Pattern: Hybrid Pipelines¶
The problem¶
Real pipelines rarely live in one place.
Some stages are best expressed as Python functions. Some stages are better as config. Some need a little pre-filled configuration. Some need to be swappable.
The common result is a split brain:
- part of the workflow in Python
- part of it in config
- one more wrapper function to connect the two
Dracon lets you keep the pipeline itself in YAML while still using ordinary Python functions for the stages.
The pattern¶
Use !pipe to compose stages. A stage can be:
- a Python callable from context
- a
!fntemplate - a
!fn:pathpartial - another pipe
!define vit_pipeline: !pipe
- load_data
- validate: { minimum: 2 }
- train_vit
report: ${vit_pipeline(source='s3://raw')}
With Python functions like:
def load_data(source):
return {"records": [1, 2, 3, 4], "source": source}
def validate(records, source, minimum=0):
return {"records": [x for x in records if x >= minimum], "source": source}
def train_vit(records, source):
return {"model": "vit", "count": len(records), "source": source}
the pipeline stays fully declared in YAML, while the heavy lifting still happens in normal Python.
Why this works well¶
!pipe threads outputs into later stages automatically:
- mapping outputs are unpacked into keyword arguments
- non-mapping outputs go into the next stage's remaining required input
That means the pipeline wiring lives in config instead of in hand-written orchestration code.
Stage families¶
Once a pipeline is just another callable value, you can keep several of them in the same config:
!define pipelines:
resnet: !pipe
- load_data
- validate: { minimum: 2 }
- train_resnet
vit: !pipe
- load_data
- validate: { minimum: 2 }
- train_vit
!set_default pipeline_kind: vit
chosen: ${pipelines[pipeline_kind](source='s3://raw')}
Now the config is choosing between whole workflow shapes, not just scalar values.
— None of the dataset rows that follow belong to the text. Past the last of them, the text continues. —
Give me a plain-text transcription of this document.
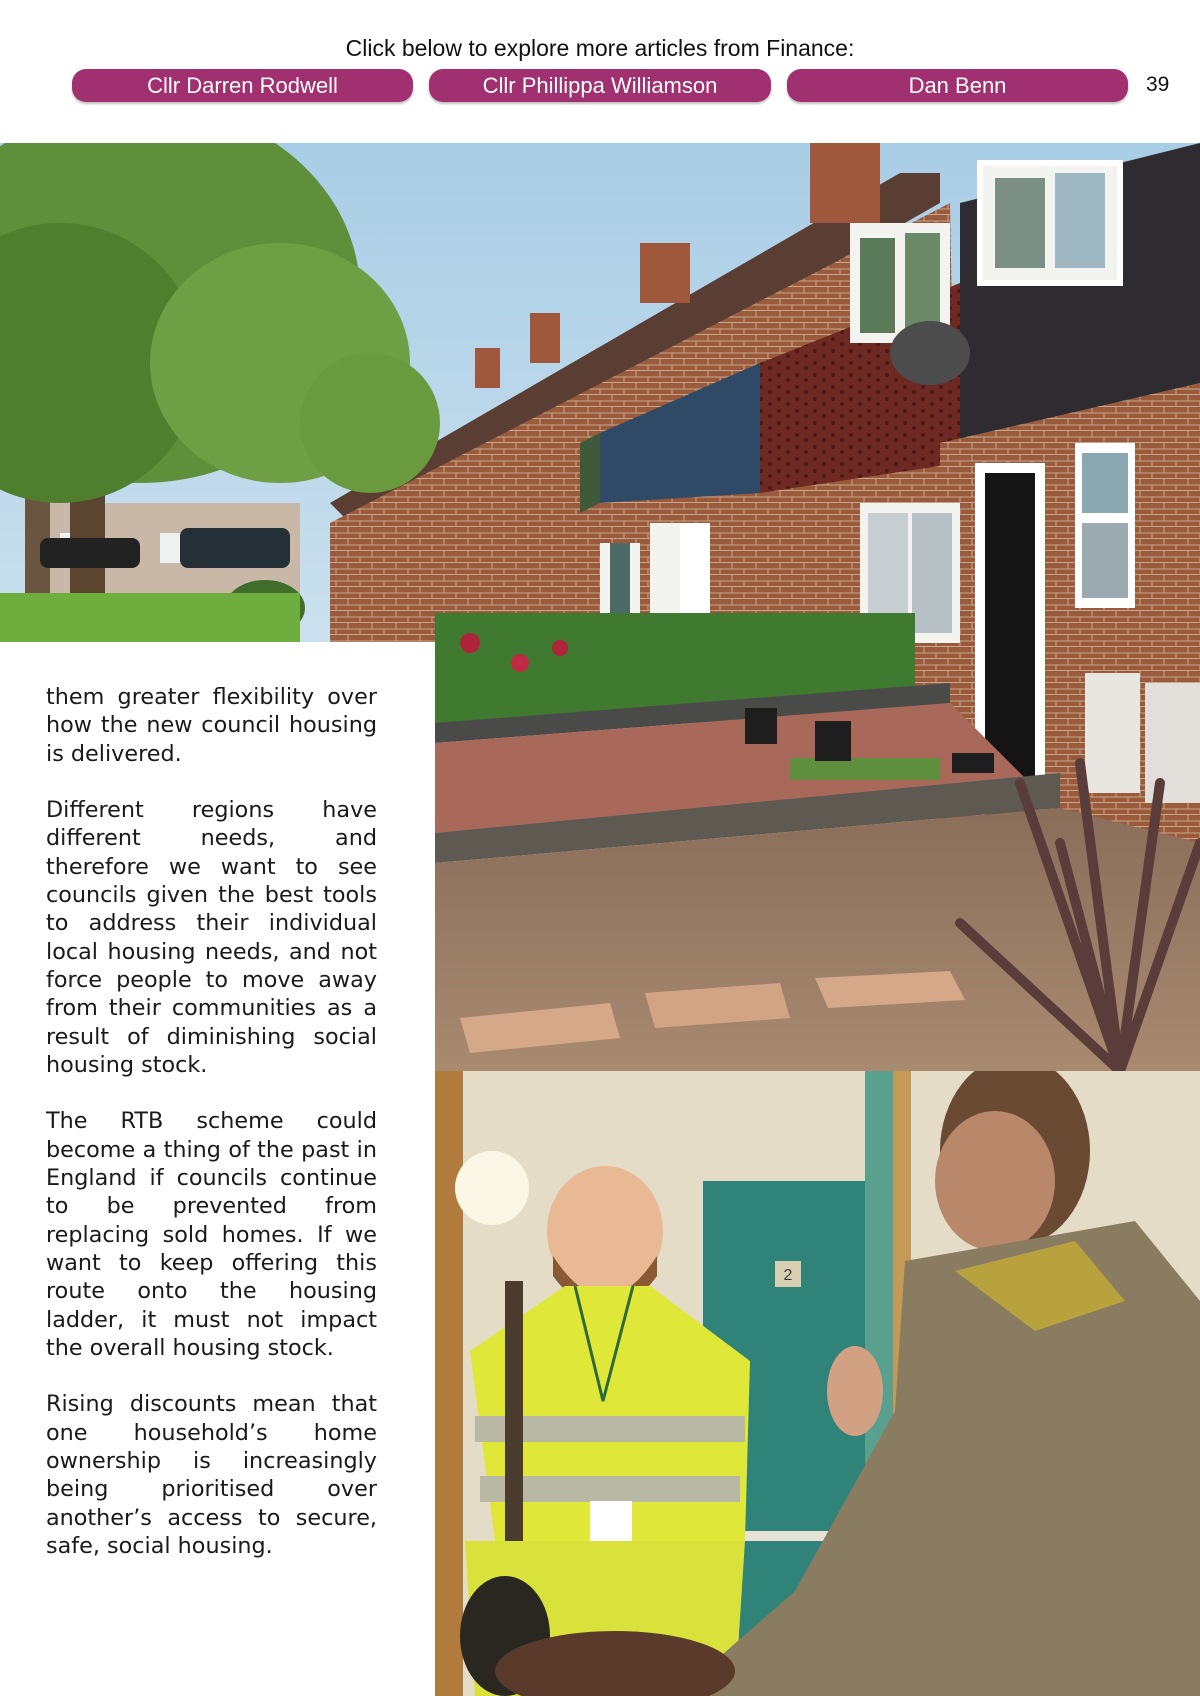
Click below to explore more articles from Finance:
Cllr Darren Rodwell	Cllr Phillippa Williamson	Dan Benn	39
2

them greater flexibility over how the new council housing is delivered.

Different regions have different needs, and therefore we want to see councils given the best tools to address their individual local housing needs, and not force people to move away from their communities as a result of diminishing social housing stock.

The RTB scheme could become a thing of the past in England if councils continue to be prevented from replacing sold homes. If we want to keep offering this route onto the housing ladder, it must not impact the overall housing stock.

Rising discounts mean that one household’s home ownership is increasingly being prioritised over another’s access to secure, safe, social housing.
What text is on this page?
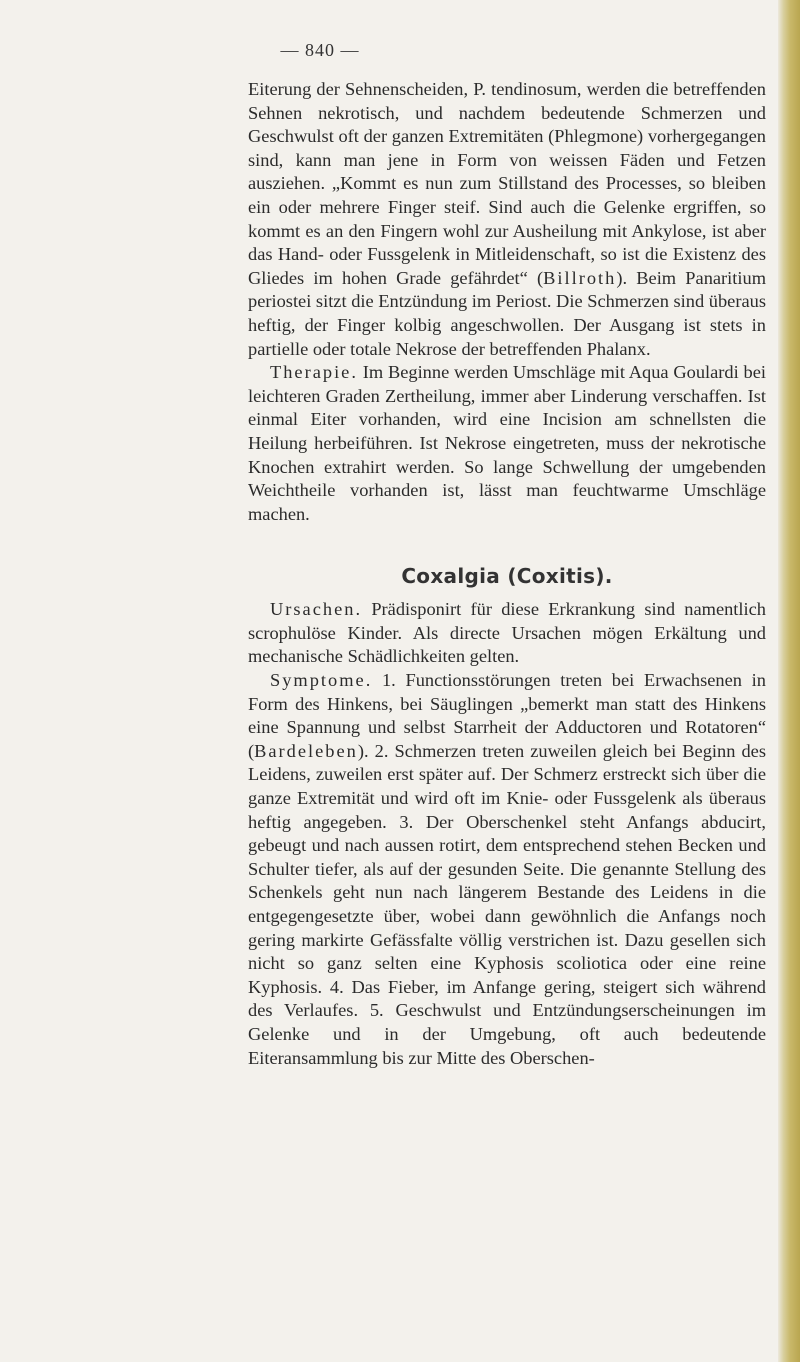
— 840 —

Eiterung der Sehnenscheiden, P. tendinosum, werden die betreffenden Sehnen nekrotisch, und nachdem bedeutende Schmerzen und Geschwulst oft der ganzen Extremitäten (Phlegmone) vorhergegangen sind, kann man jene in Form von weissen Fäden und Fetzen ausziehen. „Kommt es nun zum Stillstand des Processes, so bleiben ein oder mehrere Finger steif. Sind auch die Gelenke ergriffen, so kommt es an den Fingern wohl zur Ausheilung mit Ankylose, ist aber das Hand- oder Fussgelenk in Mitleidenschaft, so ist die Existenz des Gliedes im hohen Grade gefährdet“ (Billroth). Beim Panaritium periostei sitzt die Entzündung im Periost. Die Schmerzen sind überaus heftig, der Finger kolbig angeschwollen. Der Ausgang ist stets in partielle oder totale Nekrose der betreffenden Phalanx.

Therapie. Im Beginne werden Umschläge mit Aqua Goulardi bei leichteren Graden Zertheilung, immer aber Linderung verschaffen. Ist einmal Eiter vorhanden, wird eine Incision am schnellsten die Heilung herbeiführen. Ist Nekrose eingetreten, muss der nekrotische Knochen extrahirt werden. So lange Schwellung der umgebenden Weichtheile vorhanden ist, lässt man feuchtwarme Umschläge machen.

Coxalgia (Coxitis).

Ursachen. Prädisponirt für diese Erkrankung sind namentlich scrophulöse Kinder. Als directe Ursachen mögen Erkältung und mechanische Schädlichkeiten gelten.

Symptome. 1. Functionsstörungen treten bei Erwachsenen in Form des Hinkens, bei Säuglingen „bemerkt man statt des Hinkens eine Spannung und selbst Starrheit der Adductoren und Rotatoren“ (Bardeleben). 2. Schmerzen treten zuweilen gleich bei Beginn des Leidens, zuweilen erst später auf. Der Schmerz erstreckt sich über die ganze Extremität und wird oft im Knie- oder Fussgelenk als überaus heftig angegeben. 3. Der Oberschenkel steht Anfangs abducirt, gebeugt und nach aussen rotirt, dem entsprechend stehen Becken und Schulter tiefer, als auf der gesunden Seite. Die genannte Stellung des Schenkels geht nun nach längerem Bestande des Leidens in die entgegengesetzte über, wobei dann gewöhnlich die Anfangs noch gering markirte Gefässfalte völlig verstrichen ist. Dazu gesellen sich nicht so ganz selten eine Kyphosis scoliotica oder eine reine Kyphosis. 4. Das Fieber, im Anfange gering, steigert sich während des Verlaufes. 5. Geschwulst und Entzündungserscheinungen im Gelenke und in der Umgebung, oft auch bedeutende Eiteransammlung bis zur Mitte des Oberschen-
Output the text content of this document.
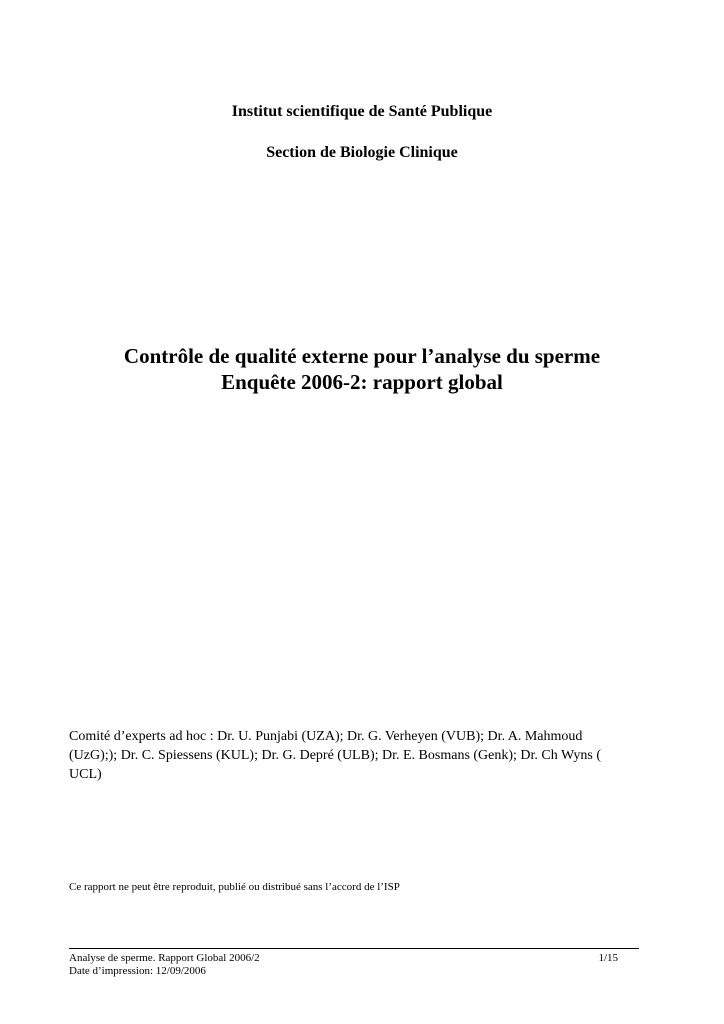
Institut scientifique de Santé Publique
Section de Biologie Clinique
Contrôle de qualité externe pour l’analyse du sperme
Enquête 2006-2: rapport global
Comité d’experts ad hoc : Dr. U. Punjabi (UZA); Dr. G. Verheyen (VUB); Dr. A. Mahmoud (UzG);); Dr. C. Spiessens (KUL); Dr. G. Depré (ULB); Dr. E. Bosmans (Genk); Dr. Ch Wyns ( UCL)
Ce rapport ne peut être reproduit, publié ou distribué sans l’accord de l’ISP
Analyse de sperme. Rapport Global 2006/2	1/15
Date d’impression: 12/09/2006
Mixing YAML and Python stages¶
You do not have to choose one style.
A pipeline can combine:
- plain Python functions from the loader context
!fntemplates for lightweight YAML-side transforms!fn:pathpartials for configured Python callables
That is why "hybrid pipeline" is a better description than just "function composition". The point is the mix.
Good use cases¶
- ETL and data validation chains
- preprocessing plus model training
- evaluation workflows
- report-generation pipelines
- small orchestration layers around ordinary Python code
A useful boundary¶
Keep stage logic in Python when it is real code.
Keep pipeline shape in YAML when what varies is:
- ordering
- pre-filled stage parameters
- which backend or stage family to use
That split tends to stay readable.